Так, подводя черту под спорами о сущности термина «действительность» и объявляя все, не соответствующее разуму, идее, истине, призраком, ложью, Бакунин впер­вые высказывает мысль о необходимости разрушения одностороннего, конечного бытия.

Были ли статьи «О философии» принципиально отлич­ны от предисловия к речам Гегеля?

В отличие от Стеклова и Полонского мы не видим здесь большой разницы. И первая, и последующие статьи в ос­нове гегельянские. Однако смысл последующих статей шире, глубже, продуманней, лишен тех двусмысленностей и недоговорок, которые были характерны для его пре­дисловия.

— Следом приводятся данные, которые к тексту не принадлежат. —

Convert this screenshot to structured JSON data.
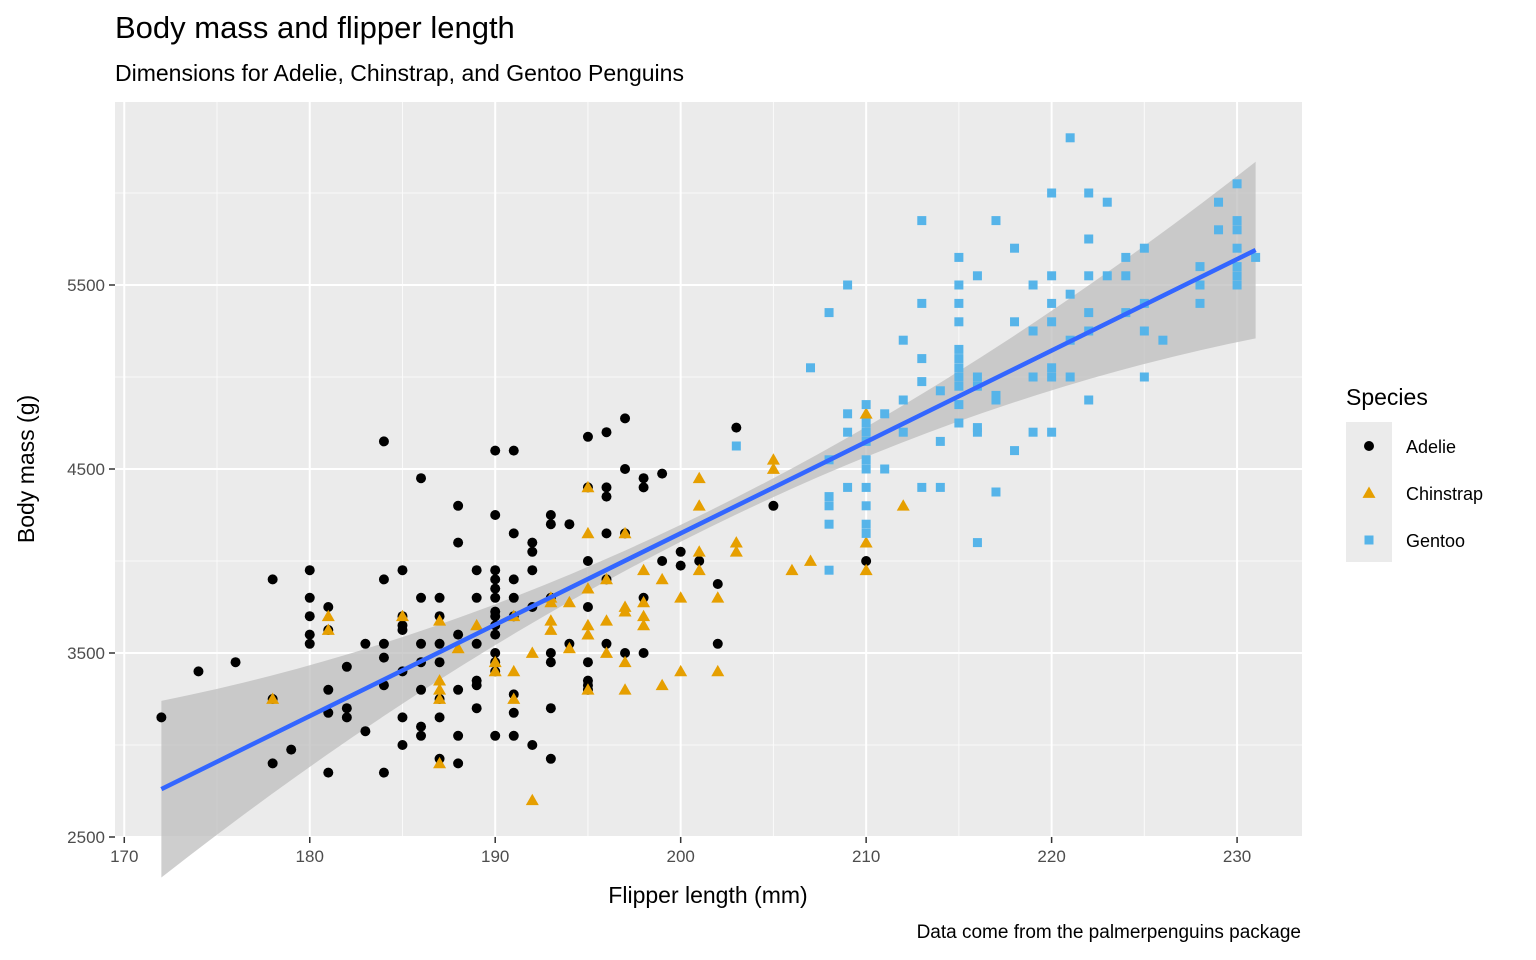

Вопросы, поднятые Бакуниным, были весьма актуаль­ны для того времени. Спустя несколько лет на страницах «Отечественных записок» появились статьи Герцена «Ди­летантизм в науке» и «Письма об изучении природы». В них ставились и на более широком материале решались проблемы, близкие к тем, о которых писал Бакунин. Гер­цен разбирал вопросы: о предмете философии, о науке, об эмпиризме, о соотношении человека и природы. «Без эмпирии нет науки, так, как нет ее и в одностороннем эмпиризме. Опыт и умозрение — две необходимые истин­ные, действительные  степени одного и того же знания» (94).

Со свойственной ему образностью Герцен говорил о том, что философия, не признающая эмпиризма, была «холодна, как лед, бесчеловечно строга», что раздроблен­ность наук была схожа с феодализмом, «окапывающим каждую полоску земли валом и чеканящим свою монету» (95).

Герцена занимала мысль о человеке, о его соотноше­нии с миром природы. «Мы привыкли человеческий мир отделять каменной стеной от мира природы — это не­справедливо; в действительности нет никаких строго про­веденных межей и граней... Человек имеет свое мировое признание в той же самой природе, доканчивает ее воз­ведением в мысль... История мышления — продолжение истории природы» (96).

В восприятии учения Гегеля Герцен пошел дальше Бакунина. Признавая «Энциклопедию» первым примером «паукообразного естествоведения», видя в учении немец­кого философа выход из дуализма и метафизики, высоко ставя раскрытие им безусловности единства бытия и мыш­ления, Герцен не мог принять его идеализма, «срываю­щего его в односторонность, казненную им самим». «Ге­гель, — писал он, — хотел природу и историю как при­кладную логику, а не логику как отвлеченную разумность природы и истории» (97).

Сопоставляя статьи Герцена и Бакунина, мы не впол­не разделяем мнение Моисеева, полагающего, что послед­ний создал возможность материалистической критики Гегелева идеализма (98).

Бакунин действительно первым в России глубоко и серьезно изучил Гегеля, первым выступил со статьями, но следует учитывать, что постановке в русской печати теоретических проблем, критике идеализма способствовал общий уровень западноевропейской философии, сама эпоха, выдвигавшая эти проблемы и эту критику. Нельзя, конечно, отрицать определенного влияния на Герцена разговоров с Бакуниным и его статей, но близость пони­мания философских проблем скорее всего была порожде­на требованиями времени.

Во всяком случае, статьи обоих авторов были весьма высоко оценены Чернышевским. Говоря о периоде «Оте­чественных записок» 1840-1846 гг. и имея в виду Баку­нина и Герцена, но не имея возможности назвать их име­на, Николай Гаврилович писал: «Тут в первый раз рус­ский ум показал свою способность быть участником в раз­витии общечеловеческой науки» (99).